After weeks of discussion, the Newtown Board of Finance sent the town's municipal and education budgets to the Legislative Council Wednesday night -- the latter with a recommended $750,000 cut that board members said could prevent larger problems for schools in the future.
The Board of Education had asked for a 6.26% increase to fund sought-after goals, including unarmed school security and full-day kindergarten. Along the way, school officials hoped to address maintenance, staff and technology issues they said had been neglected for too long. But at Wednesday's meeting, finance officials told the board some of those might have to wait.
"The more we add now, the more pain we're going to have later," said finance board member Joe Kearney. "I believe this allows for full-day kindergarten -- with some adjustment. I think it also allows for [unarmed security] in the main -- with some adjustment."
The cut reduces the education budget to a 5.5% increase from the 2012-13 budget, down from the 6.26% increase proposed by the board in February. At that time, board members said it was time to get schools back on track with their seven-year technology plan and to "play catch-up" on building maintenance.
"We've reduced it in the past years down to basically nothing," said chair Debbie Leidlein at that time.
The Board of Finance took four tries to find a number a majority could agree on. The first attempt at a proposal, from Richard Oparowski, called for a $1.5 million cut. Other numbers put to a vote: $1.164 million from Kearney and $650,000 from Carol Walsh. The $750,000 figure, proposed by chair John Kortze, passed, with Oparowski and Kearney opposed.
During the meeting, officials put the board's request under scrutiny, questioning costs in areas like enrollment, school maintenance, technology and requests for additional staffing.
"When a good chunk of [school security] is on the town side, and we're looking at a Board of Education request in the area of 6%, I think these are valid questions," said Kortze.
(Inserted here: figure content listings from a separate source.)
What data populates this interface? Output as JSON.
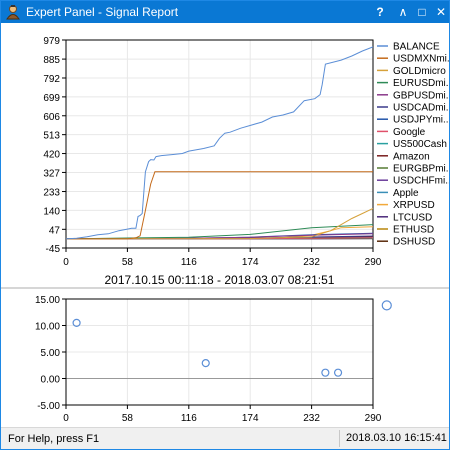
{
  "window": {
    "title": "Expert Panel - Signal Report",
    "help_label": "?",
    "min_label": "∧",
    "max_label": "□",
    "close_label": "✕"
  },
  "status": {
    "help_text": "For Help, press F1",
    "datetime": "2018.03.10 16:15:41"
  },
  "chart_data": [
    {
      "type": "line",
      "xlabel": "2017.10.15 00:11:18 - 2018.03.07 08:21:51",
      "x_ticks": [
        "0",
        "58",
        "116",
        "174",
        "232",
        "290"
      ],
      "y_ticks": [
        "979",
        "885",
        "792",
        "699",
        "606",
        "513",
        "420",
        "327",
        "233",
        "140",
        "47",
        "-45"
      ],
      "xlim": [
        0,
        290
      ],
      "ylim": [
        -45,
        979
      ],
      "legend_position": "right",
      "series": [
        {
          "name": "BALANCE",
          "color": "#5b8ed6",
          "x": [
            0,
            10,
            20,
            30,
            40,
            50,
            58,
            62,
            66,
            68,
            70,
            72,
            75,
            78,
            80,
            83,
            85,
            90,
            100,
            110,
            116,
            130,
            140,
            145,
            150,
            155,
            165,
            175,
            185,
            195,
            205,
            215,
            225,
            235,
            240,
            242,
            245,
            260,
            270,
            280,
            290
          ],
          "y": [
            0,
            3,
            10,
            20,
            25,
            40,
            48,
            52,
            52,
            110,
            115,
            125,
            330,
            380,
            390,
            388,
            405,
            410,
            415,
            420,
            432,
            445,
            458,
            495,
            520,
            525,
            545,
            560,
            575,
            600,
            610,
            625,
            680,
            690,
            710,
            760,
            860,
            880,
            900,
            925,
            945
          ]
        },
        {
          "name": "USDMXNmi...",
          "color": "#c46a1a",
          "x": [
            0,
            58,
            66,
            70,
            75,
            80,
            84,
            290
          ],
          "y": [
            0,
            0,
            5,
            15,
            140,
            270,
            330,
            330
          ]
        },
        {
          "name": "GOLDmicro",
          "color": "#d6a13a",
          "x": [
            0,
            100,
            174,
            200,
            232,
            250,
            260,
            270,
            280,
            290
          ],
          "y": [
            0,
            1,
            2,
            5,
            10,
            40,
            70,
            100,
            125,
            150
          ]
        },
        {
          "name": "EURUSDmi...",
          "color": "#2e8b57",
          "x": [
            0,
            116,
            174,
            232,
            290
          ],
          "y": [
            0,
            8,
            22,
            55,
            70
          ]
        },
        {
          "name": "GBPUSDmi...",
          "color": "#8b3a8b",
          "x": [
            0,
            116,
            174,
            232,
            290
          ],
          "y": [
            0,
            3,
            8,
            18,
            25
          ]
        },
        {
          "name": "USDCADmi...",
          "color": "#3b3b8b",
          "x": [
            0,
            116,
            174,
            232,
            290
          ],
          "y": [
            0,
            1,
            4,
            9,
            14
          ]
        },
        {
          "name": "USDJPYmi...",
          "color": "#2255aa",
          "x": [
            0,
            100,
            174,
            232,
            290
          ],
          "y": [
            0,
            2,
            8,
            20,
            28
          ]
        },
        {
          "name": "Google",
          "color": "#e0506a",
          "x": [
            0,
            174,
            232,
            290
          ],
          "y": [
            0,
            1,
            3,
            5
          ]
        },
        {
          "name": "US500Cash",
          "color": "#2aa0a0",
          "x": [
            0,
            174,
            232,
            290
          ],
          "y": [
            0,
            2,
            4,
            6
          ]
        },
        {
          "name": "Amazon",
          "color": "#7a1f1f",
          "x": [
            0,
            174,
            232,
            290
          ],
          "y": [
            0,
            3,
            6,
            9
          ]
        },
        {
          "name": "EURGBPmi...",
          "color": "#557a33",
          "x": [
            0,
            174,
            232,
            290
          ],
          "y": [
            0,
            1,
            2,
            3
          ]
        },
        {
          "name": "USDCHFmi...",
          "color": "#6a3d9a",
          "x": [
            0,
            174,
            232,
            290
          ],
          "y": [
            0,
            0,
            1,
            2
          ]
        },
        {
          "name": "Apple",
          "color": "#3a8fb7",
          "x": [
            0,
            174,
            232,
            290
          ],
          "y": [
            0,
            1,
            2,
            4
          ]
        },
        {
          "name": "XRPUSD",
          "color": "#f2a93b",
          "x": [
            0,
            200,
            232,
            250,
            260,
            290
          ],
          "y": [
            0,
            4,
            18,
            40,
            55,
            60
          ]
        },
        {
          "name": "LTCUSD",
          "color": "#4b2a7a",
          "x": [
            0,
            200,
            232,
            290
          ],
          "y": [
            0,
            2,
            6,
            10
          ]
        },
        {
          "name": "ETHUSD",
          "color": "#b8860b",
          "x": [
            0,
            200,
            232,
            290
          ],
          "y": [
            0,
            1,
            3,
            6
          ]
        },
        {
          "name": "DSHUSD",
          "color": "#5a2a0a",
          "x": [
            0,
            200,
            232,
            290
          ],
          "y": [
            0,
            0,
            1,
            2
          ]
        }
      ]
    },
    {
      "type": "scatter",
      "x_ticks": [
        "0",
        "58",
        "116",
        "174",
        "232",
        "290"
      ],
      "y_ticks": [
        "15.00",
        "10.00",
        "5.00",
        "0.00",
        "-5.00"
      ],
      "xlim": [
        0,
        290
      ],
      "ylim": [
        -5,
        15
      ],
      "points": [
        {
          "x": 10,
          "y": 10.5
        },
        {
          "x": 132,
          "y": 2.9
        },
        {
          "x": 245,
          "y": 1.1
        },
        {
          "x": 257,
          "y": 1.1
        },
        {
          "x": 303,
          "y": 13.8
        }
      ],
      "color": "#5b8ed6"
    }
  ]
}
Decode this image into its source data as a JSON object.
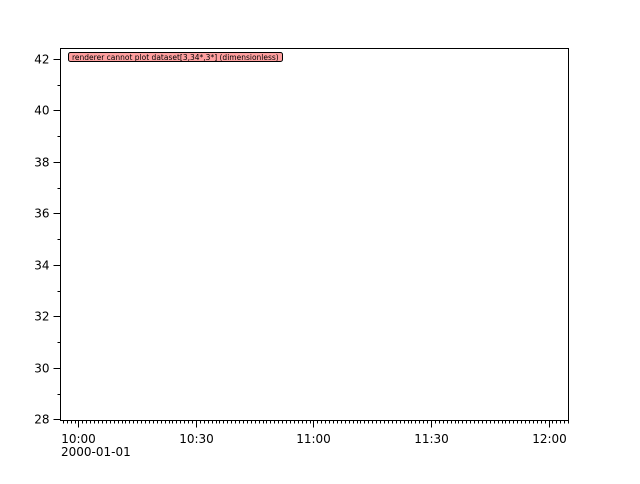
{
  "chart_data": {
    "type": "line",
    "title": "",
    "xlabel": "",
    "ylabel": "",
    "x_type": "time",
    "xlim": [
      "2000-01-01T09:55:25",
      "2000-01-01T12:05:06"
    ],
    "ylim": [
      27.96,
      42.4
    ],
    "x_ticks": [
      {
        "value": "2000-01-01T10:00",
        "label": "10:00"
      },
      {
        "value": "2000-01-01T10:30",
        "label": "10:30"
      },
      {
        "value": "2000-01-01T11:00",
        "label": "11:00"
      },
      {
        "value": "2000-01-01T11:30",
        "label": "11:30"
      },
      {
        "value": "2000-01-01T12:00",
        "label": "12:00"
      }
    ],
    "x_date_label": "2000-01-01",
    "y_ticks": [
      28,
      30,
      32,
      34,
      36,
      38,
      40,
      42
    ],
    "grid": false,
    "series": [],
    "message": "renderer cannot plot dataset[3,34*,3*] (dimensionless)",
    "colors": {
      "axis": "#000000",
      "message_bg": "#ffa0a0",
      "message_border": "#000000"
    }
  }
}
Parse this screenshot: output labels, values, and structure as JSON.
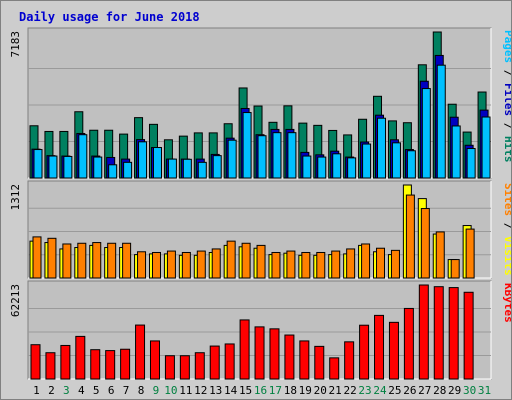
{
  "chart_data": {
    "title": "Daily usage for June 2018",
    "categories": [
      "1",
      "2",
      "3",
      "4",
      "5",
      "6",
      "7",
      "8",
      "9",
      "10",
      "11",
      "12",
      "13",
      "14",
      "15",
      "16",
      "17",
      "18",
      "19",
      "20",
      "21",
      "22",
      "23",
      "24",
      "25",
      "26",
      "27",
      "28",
      "29",
      "30",
      "31"
    ],
    "weekend_days": [
      "3",
      "9",
      "10",
      "16",
      "17",
      "23",
      "24",
      "30",
      "31"
    ],
    "colors": {
      "hits": "#008060",
      "files": "#0000c0",
      "pages": "#00c0ff",
      "visits": "#ffff00",
      "sites": "#ff8000",
      "kbytes": "#ff0000",
      "weekday_label": "#000000",
      "weekend_label": "#008040",
      "plot_bg": "#c0c0c0",
      "frame_bg": "#cdcdcd"
    },
    "panels": [
      {
        "type": "bar",
        "ymax_label": "7183",
        "ylim": [
          0,
          7183
        ],
        "right_label": [
          {
            "text": "Pages",
            "color": "#00c0ff"
          },
          {
            "text": " / ",
            "color": "#000000"
          },
          {
            "text": "Files",
            "color": "#0000c0"
          },
          {
            "text": " / ",
            "color": "#000000"
          },
          {
            "text": "Hits",
            "color": "#008060"
          }
        ],
        "series": [
          {
            "name": "Hits",
            "color": "#008060",
            "values": [
              2570,
              2290,
              2290,
              3260,
              2350,
              2350,
              2160,
              2970,
              2640,
              1880,
              2060,
              2220,
              2220,
              2670,
              4430,
              3540,
              2740,
              3550,
              2700,
              2590,
              2340,
              2120,
              2890,
              4020,
              2810,
              2720,
              5570,
              7183,
              3630,
              2260,
              4230
            ]
          },
          {
            "name": "Files",
            "color": "#0000c0",
            "values": [
              1420,
              1100,
              1080,
              2190,
              1080,
              1010,
              930,
              1890,
              1500,
              930,
              930,
              930,
              1160,
              1960,
              3420,
              2130,
              2390,
              2390,
              1260,
              1140,
              1320,
              1030,
              1770,
              3090,
              1880,
              1400,
              4760,
              6030,
              2990,
              1610,
              3340
            ]
          },
          {
            "name": "Pages",
            "color": "#00c0ff",
            "values": [
              1400,
              1080,
              1060,
              2130,
              1030,
              650,
              770,
              1780,
              1500,
              930,
              920,
              770,
              1100,
              1860,
              3220,
              2080,
              2230,
              2230,
              1080,
              1030,
              1190,
              990,
              1670,
              2940,
              1730,
              1340,
              4400,
              5550,
              2560,
              1450,
              3000
            ]
          }
        ]
      },
      {
        "type": "bar",
        "ymax_label": "1312",
        "ylim": [
          0,
          1312
        ],
        "right_label": [
          {
            "text": "Sites",
            "color": "#ff8000"
          },
          {
            "text": " / ",
            "color": "#000000"
          },
          {
            "text": "Visits",
            "color": "#ffff00"
          }
        ],
        "series": [
          {
            "name": "Visits",
            "color": "#ffff00",
            "values": [
              520,
              500,
              410,
              430,
              460,
              430,
              430,
              330,
              340,
              340,
              320,
              320,
              360,
              460,
              440,
              420,
              330,
              350,
              320,
              320,
              330,
              340,
              460,
              370,
              330,
              1312,
              1120,
              620,
              260,
              740,
              0
            ]
          },
          {
            "name": "Sites",
            "color": "#ff8000",
            "values": [
              580,
              560,
              480,
              490,
              500,
              490,
              490,
              370,
              360,
              380,
              360,
              380,
              410,
              520,
              490,
              460,
              360,
              380,
              360,
              360,
              380,
              410,
              480,
              420,
              390,
              1170,
              980,
              650,
              260,
              690,
              0
            ]
          }
        ]
      },
      {
        "type": "bar",
        "ymax_label": "62213",
        "ylim": [
          0,
          62213
        ],
        "right_label": [
          {
            "text": "KBytes",
            "color": "#ff0000"
          }
        ],
        "series": [
          {
            "name": "KBytes",
            "color": "#ff0000",
            "values": [
              22700,
              17400,
              22200,
              28200,
              19400,
              18800,
              19700,
              35700,
              25200,
              15400,
              15400,
              17400,
              21800,
              23200,
              39100,
              34500,
              33200,
              29100,
              25200,
              21600,
              14000,
              24600,
              35600,
              42100,
              37500,
              46700,
              62213,
              61100,
              60500,
              57400,
              0
            ]
          }
        ]
      }
    ]
  }
}
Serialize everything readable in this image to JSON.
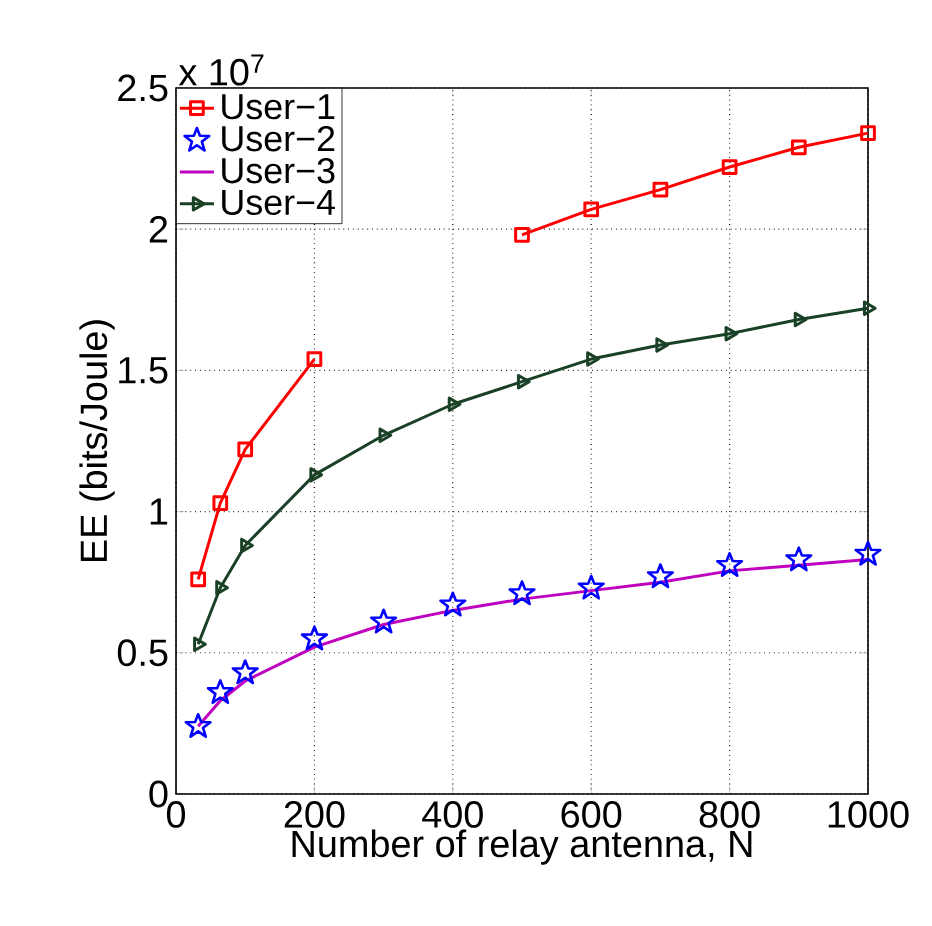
{
  "chart_data": {
    "type": "line",
    "xlabel": "Number of relay antenna, N",
    "ylabel": "EE (bits/Joule)",
    "annotations": [
      "x 10$^{7}$"
    ],
    "x": [
      32,
      64,
      100,
      200,
      300,
      400,
      500,
      600,
      700,
      800,
      900,
      1000
    ],
    "series": [
      {
        "name": "User−1",
        "color": "#ff0000",
        "marker": "square",
        "values": [
          0.76,
          1.03,
          1.22,
          1.54,
          null,
          null,
          1.98,
          2.07,
          2.14,
          2.22,
          2.29,
          2.34
        ]
      },
      {
        "name": "User−2",
        "color": "#0000ff",
        "type": "scatter",
        "marker": "star",
        "values": [
          0.24,
          0.36,
          0.43,
          0.55,
          0.61,
          0.67,
          0.71,
          0.73,
          0.77,
          0.81,
          0.83,
          0.85
        ]
      },
      {
        "name": "User−3",
        "color": "#bf00bf",
        "marker": "none",
        "values": [
          0.24,
          0.33,
          0.4,
          0.52,
          0.6,
          0.65,
          0.69,
          0.72,
          0.75,
          0.79,
          0.81,
          0.83
        ]
      },
      {
        "name": "User−4",
        "color": "#1a4026",
        "marker": "triangle",
        "values": [
          0.53,
          0.73,
          0.88,
          1.13,
          1.27,
          1.38,
          1.46,
          1.54,
          1.59,
          1.63,
          1.68,
          1.72
        ]
      }
    ],
    "xlim": [
      0,
      1000
    ],
    "ylim": [
      0,
      2.5
    ],
    "xticks": [
      0,
      200,
      400,
      600,
      800,
      1000
    ],
    "yticks": [
      0,
      0.5,
      1,
      1.5,
      2,
      2.5
    ],
    "grid": true,
    "legend": "top left"
  }
}
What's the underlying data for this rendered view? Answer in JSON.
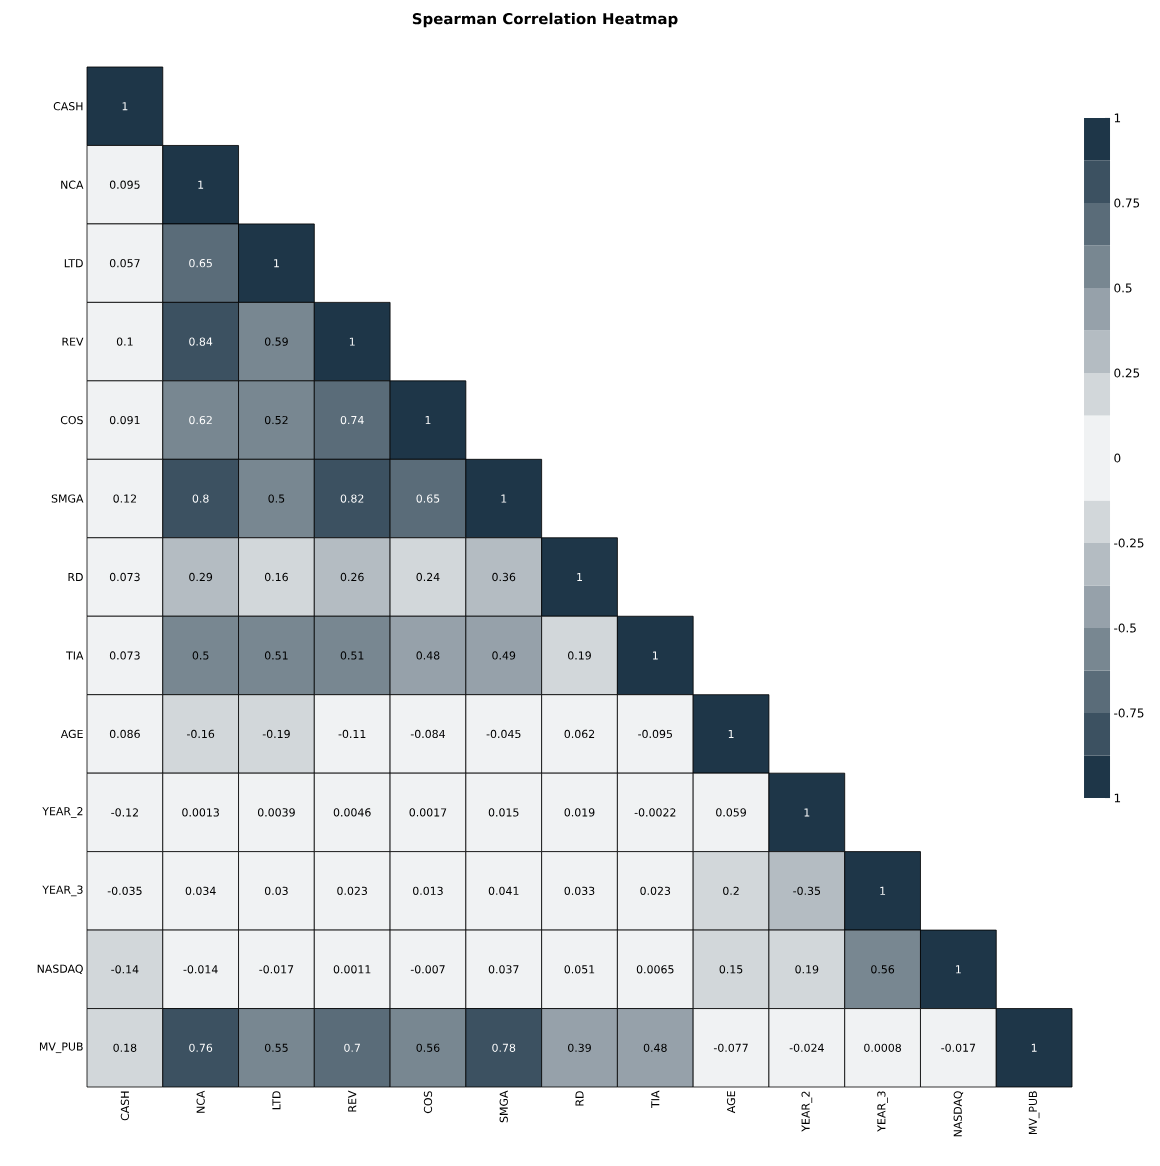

"Now it's so much more important that the voters vote in favor of this budget," said Leidlein after the meeting. "We have a level we can work with. But it's going to be critical that voters support this budget as it moves forward, in order that we can accomplish what we need to accomplish ... If they don't, we'll have to make difficult choices."
Leidlein said she wasn't sure whether the board would adjust the budget immediately or wait until numbers from the Legislative Council or the voters of Newtown reach their desks.
"We haven't had that conversation yet," she said. "I think we're going to have to look at the recommendations the Board of Finance made ... We as a board are going to have to discuss them and decide if that's where we want to make changes, or if we'll look at other areas."
Town Budget Passes With Increase
After cutting funds in some areas, including fuel, the board approved a town budget with a recommended $529,210 increase, according to finance director Robert Tait. The number includes The board also recommended a $1,600 raise for Newtown Police Chief Michael Kehoe and a $1,000 raise for Captain Dan Rios.
A misjudged point of meeting procedure affected private schools. The board voted Monday to establish a $180,000 one-time grant to fund security Newtown's three private schools -- or $60,000 per school. During the meeting, Kortze announced that, because of a misunderstanding, that vote was invalid -- meaning private schools will receive $10,000 less than they had thought after Monday's meeting.
In total, officials recommending cutting $210,678 from budgets at the Board of Finance level, leaving two budgets that stand at more than $110 million combined. Per charter, the budget now moves to the Legislative Council. The council's Administration and Finance Committee will meet Thursday night to review the budget, according to their agenda.